Toujours ce souci du standing !
— Il est fâcheux que vous n’ayez pas conservé cette lettre !
— Je m’en rends compte maintenant. Mais ma secrétaire peut vous dire que j’ai reçu un pneumatique un instant avant la fermeture des bureaux.
— Qu’est-ce que ça prouve, vous devez en recevoir quinze par jour ! Celui-ci était écrit comment, à la main ?
— Oui, mais en écriture bâton !
Je fixe Bisemont. Confusément, quelque chose me trouble… J’ignore quoi. Magnin fait une furtive entrée et dépose sur mon bureau l’arme du meurtre.
Je la pousse vers Bisemont. Il a un mouvement de recul.
— Vous reconnaissez ?
— C’est bien ça… Mon coupe-papier…
— On vous l’aurait dérobé, alors ?
— Sans doute !
— Tu parles, Charles, bredouille Béru qui a de l’esprit en toutes circonstances.
Je dessine dans l’air chargé des effluves pédestres de Béru un grand signe d’indifférence, dont le motif rappellerait soit un coucher de soleil sur la chaîne des Alpes, soit le projet d’un maillot collant pour Brigitte Bardot (un Bardot n’est pas forcément le résultat d’un cheval et d’une ânesse).
— Passons pour le moment et venons-en à l’entrevue que vous venez d’avoir avec Josée Boyer, la petite amie de cœur de Suquet…
Il se rembrunit.
— Je sais, je n’aurais pas dû céder…
— Racontez !
— Dans la soirée, elle m’a téléphoné…
— Vous la connaissiez ?
— Absolument pas !
— Et pourtant vous vous êtes rendu à son rendez-vous ? Décidément, monsieur Bisemont, pour un homme d’affaires occupé, vous cédez facilement à la moindre invite : une lettre anonyme, un coup de fil qui l’est presque et vous voilà aux ordres.
Il plisse le front.
— Elle m’a dit qu’elle était la fiancée de Suquet ; que la police l’avait appréhendée et qu’elle s’était échappée.
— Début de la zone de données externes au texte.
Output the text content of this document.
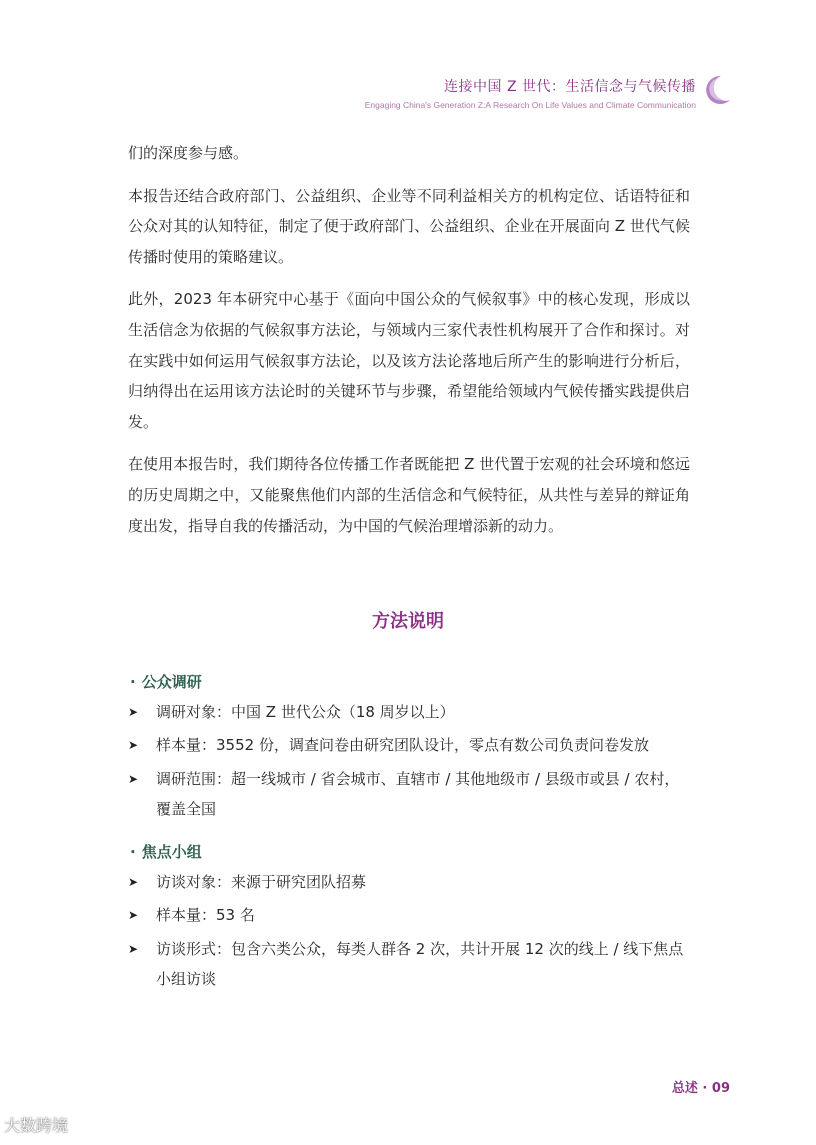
连接中国 Z 世代：生活信念与气候传播
Engaging China's Generation Z:A Research On Life Values and Climate Communication

们的深度参与感。

本报告还结合政府部门、公益组织、企业等不同利益相关方的机构定位、话语特征和公众对其的认知特征，制定了便于政府部门、公益组织、企业在开展面向 Z 世代气候传播时使用的策略建议。

此外，2023 年本研究中心基于《面向中国公众的气候叙事》中的核心发现，形成以生活信念为依据的气候叙事方法论，与领域内三家代表性机构展开了合作和探讨。对在实践中如何运用气候叙事方法论，以及该方法论落地后所产生的影响进行分析后，归纳得出在运用该方法论时的关键环节与步骤，希望能给领域内气候传播实践提供启发。

在使用本报告时，我们期待各位传播工作者既能把 Z 世代置于宏观的社会环境和悠远的历史周期之中，又能聚焦他们内部的生活信念和气候特征，从共性与差异的辩证角度出发，指导自我的传播活动，为中国的气候治理增添新的动力。

方法说明
· 公众调研
➤	调研对象：中国 Z 世代公众（18 周岁以上）
➤	样本量：3552 份，调查问卷由研究团队设计，零点有数公司负责问卷发放
➤	调研范围：超一线城市 / 省会城市、直辖市 / 其他地级市 / 县级市或县 / 农村，覆盖全国
· 焦点小组
➤	访谈对象：来源于研究团队招募
➤	样本量：53 名
➤	访谈形式：包含六类公众，每类人群各 2 次，共计开展 12 次的线上 / 线下焦点小组访谈
总述 · 09
大数跨境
Elle n’avait pas d’argent et ne savait où se réfugier…
— Alors votre bon cœur a pris le pas sur la prudence !
— Je lui ai porté quelques subsides…
Je me lève car une délégation de fourmis commence à me grimper le long des cannes. Béru, d’un hochement de tête, me demande s’il doit continuer la fiesta et offrir à M. Bisemont un échantillonnage plus complet de son savoir. Le Gros a fait ses études à la Manufacture des passages à tabac. Il connaît cet art délicat depuis la taloche commune jusqu’aux mandales roulées, en passant par le guili-guili moyenâgeux.
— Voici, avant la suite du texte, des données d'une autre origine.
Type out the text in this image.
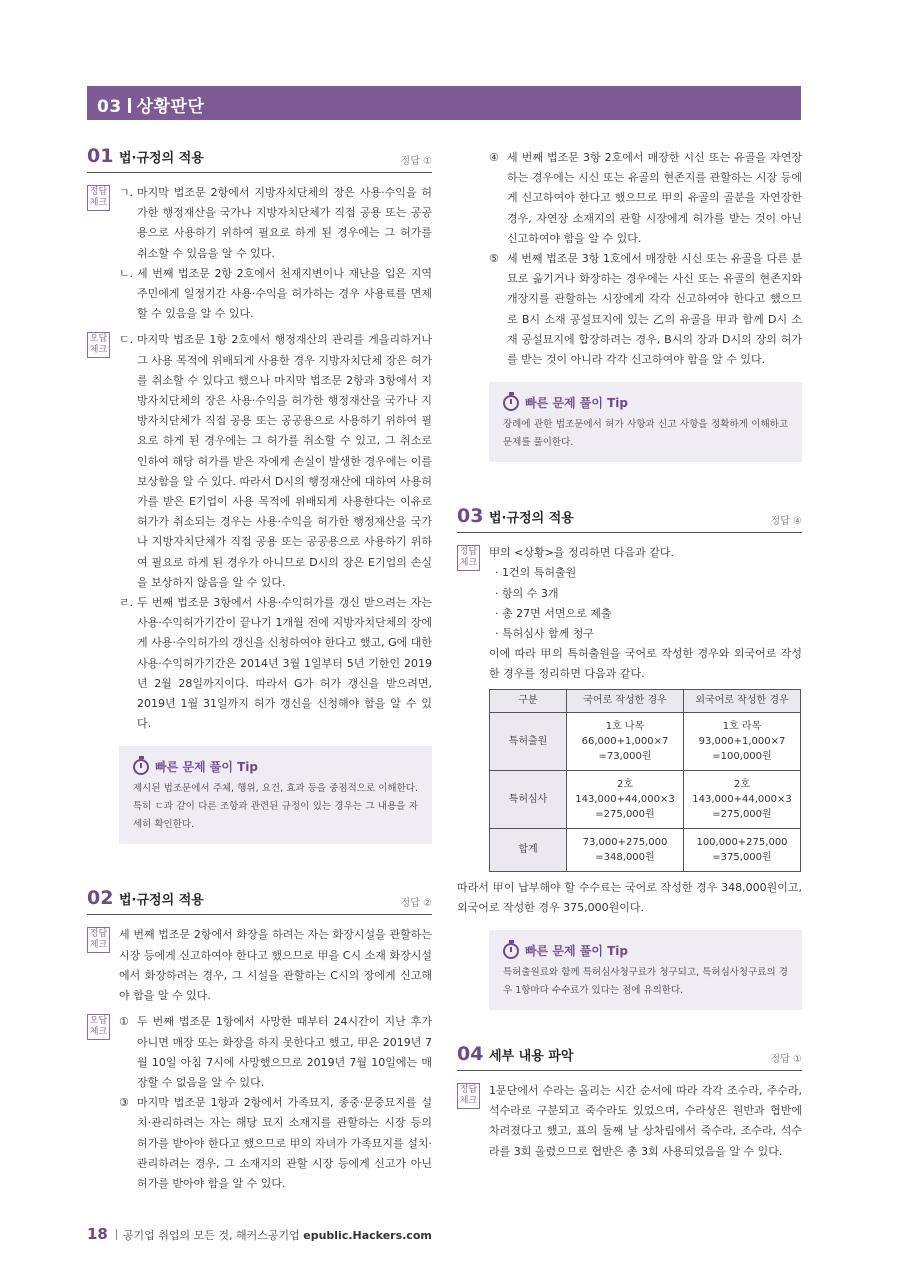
03 상황판단
01 법·규정의 적용	정답 ①
정답
체크
ㄱ. 마지막 법조문 2항에서 지방자치단체의 장은 사용·수익을 허가한 행정재산을 국가나 지방자치단체가 직접 공용 또는 공공용으로 사용하기 위하여 필요로 하게 된 경우에는 그 허가를 취소할 수 있음을 알 수 있다.
ㄴ. 세 번째 법조문 2항 2호에서 천재지변이나 재난을 입은 지역주민에게 일정기간 사용·수익을 허가하는 경우 사용료를 면제할 수 있음을 알 수 있다.
오답
체크
ㄷ. 마지막 법조문 1항 2호에서 행정재산의 관리를 게을리하거나 그 사용 목적에 위배되게 사용한 경우 지방자치단체 장은 허가를 취소할 수 있다고 했으나 마지막 법조문 2항과 3항에서 지방자치단체의 장은 사용·수익을 허가한 행정재산을 국가나 지방자치단체가 직접 공용 또는 공공용으로 사용하기 위하여 필요로 하게 된 경우에는 그 허가를 취소할 수 있고, 그 취소로 인하여 해당 허가를 받은 자에게 손실이 발생한 경우에는 이를 보상함을 알 수 있다. 따라서 D시의 행정재산에 대하여 사용허가를 받은 E기업이 사용 목적에 위배되게 사용한다는 이유로 허가가 취소되는 경우는 사용·수익을 허가한 행정재산을 국가나 지방자치단체가 직접 공용 또는 공공용으로 사용하기 위하여 필요로 하게 된 경우가 아니므로 D시의 장은 E기업의 손실을 보상하지 않음을 알 수 있다.
ㄹ. 두 번째 법조문 3항에서 사용·수익허가를 갱신 받으려는 자는 사용·수익허가기간이 끝나기 1개월 전에 지방자치단체의 장에게 사용·수익허가의 갱신을 신청하여야 한다고 했고, G에 대한 사용·수익허가기간은 2014년 3월 1일부터 5년 기한인 2019년 2월 28일까지이다. 따라서 G가 허가 갱신을 받으려면, 2019년 1월 31일까지 허가 갱신을 신청해야 함을 알 수 있다.
빠른 문제 풀이 Tip
제시된 법조문에서 주체, 행위, 요건, 효과 등을 중점적으로 이해한다. 특히 ㄷ과 같이 다른 조항과 관련된 규정이 있는 경우는 그 내용을 자세히 확인한다.
02 법·규정의 적용	정답 ②
정답
체크
세 번째 법조문 2항에서 화장을 하려는 자는 화장시설을 관할하는 시장 등에게 신고하여야 한다고 했으므로 甲을 C시 소재 화장시설에서 화장하려는 경우, 그 시설을 관할하는 C시의 장에게 신고해야 함을 알 수 있다.
오답
체크
① 두 번째 법조문 1항에서 사망한 때부터 24시간이 지난 후가 아니면 매장 또는 화장을 하지 못한다고 했고, 甲은 2019년 7월 10일 아침 7시에 사망했으므로 2019년 7월 10일에는 매장할 수 없음을 알 수 있다.
③ 마지막 법조문 1항과 2항에서 가족묘지, 종중·문중묘지를 설치·관리하려는 자는 해당 묘지 소재지를 관할하는 시장 등의 허가를 받아야 한다고 했으므로 甲의 자녀가 가족묘지를 설치·관리하려는 경우, 그 소재지의 관할 시장 등에게 신고가 아닌 허가를 받아야 함을 알 수 있다.
④ 세 번째 법조문 3항 2호에서 매장한 시신 또는 유골을 자연장하는 경우에는 시신 또는 유골의 현존지를 관할하는 시장 등에게 신고하여야 한다고 했으므로 甲의 유골의 골분을 자연장한 경우, 자연장 소재지의 관할 시장에게 허가를 받는 것이 아닌 신고하여야 함을 알 수 있다.
⑤ 세 번째 법조문 3항 1호에서 매장한 시신 또는 유골을 다른 분묘로 옮기거나 화장하는 경우에는 사신 또는 유골의 현존지와 개장지를 관할하는 시장에게 각각 신고하여야 한다고 했으므로 B시 소재 공설묘지에 있는 乙의 유골을 甲과 함께 D시 소재 공설묘지에 합장하려는 경우, B시의 장과 D시의 장의 허가를 받는 것이 아니라 각각 신고하여야 함을 알 수 있다.
빠른 문제 풀이 Tip
장례에 관한 법조문에서 허가 사항과 신고 사항을 정확하게 이해하고 문제를 풀이한다.
03 법·규정의 적용	정답 ④
정답
체크
甲의 <상황>을 정리하면 다음과 같다.
· 1건의 특허출원
· 항의 수 3개
· 총 27면 서면으로 제출
· 특허심사 함께 청구
이에 따라 甲의 특허출원을 국어로 작성한 경우와 외국어로 작성한 경우를 정리하면 다음과 같다.
구분	국어로 작성한 경우	외국어로 작성한 경우
특허출원	1호 나목
66,000+1,000×7
=73,000원	1호 라목
93,000+1,000×7
=100,000원
특허심사	2호
143,000+44,000×3
=275,000원	2호
143,000+44,000×3
=275,000원
합계	73,000+275,000
=348,000원	100,000+275,000
=375,000원
따라서 甲이 납부해야 할 수수료는 국어로 작성한 경우 348,000원이고, 외국어로 작성한 경우 375,000원이다.
빠른 문제 풀이 Tip
특허출원료와 함께 특허심사청구료가 청구되고, 특허심사청구료의 경우 1항마다 수수료가 있다는 점에 유의한다.
04 세부 내용 파악	정답 ①
정답
체크
1문단에서 수라는 올리는 시간 순서에 따라 각각 조수라, 주수라, 석수라로 구분되고 죽수라도 있었으며, 수라상은 원반과 협반에 차려졌다고 했고, 표의 둘째 날 상차림에서 죽수라, 조수라, 석수라를 3회 올렸으므로 협반은 총 3회 사용되었음을 알 수 있다.
18 공기업 취업의 모든 것, 해커스공기업 epublic.Hackers.com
Je lui réponds d’un autre signe, dont la brièveté n’ôte rien à l’éloquence, que je juge la chose inutile pour l’instant. J’ai la matière grise en pleine ébullition. De toute évidence, l’homme d’affaires ment. J’aurais même tendance à croire qu’il ment par omission. Enfin, quoi, il suffit qu’une petite péteuse lui balance un coup de grelot en pleine nuit pour qu’aussitôt il quitte sa maison avec de l’artiche plein les vagues pour les semer à tous vents ! Non ! Non ! et mille fois non ! Cet homme a les pieds sur la terre. Il sait ce que vaut le fric ! Il n’est pas influençable ! Pour qu’il agisse ainsi, il a dû avoir un mobile sérieux… Car ce qu’il a fait était très compromettant. La fille venait de lui dire qu’elle avait échappé à la police, c’est par conséquent à un détenu en fuite qu’il apportait de l’argent ! Un acte d’une telle gravité n’a pu avoir qu’un mobile plus grave encore ! Mais je connais les hommes. Depuis que je suis dans la poulaillerie, j’ai fait mes classes en matière de psychologie appliquée. Je me rends très bien compte que, plus on « questionnera » le monsieur, moins il sera loquace. Il a franchi cette espèce de ligne de peur au-delà de laquelle un prévenu devient comme inaccessible.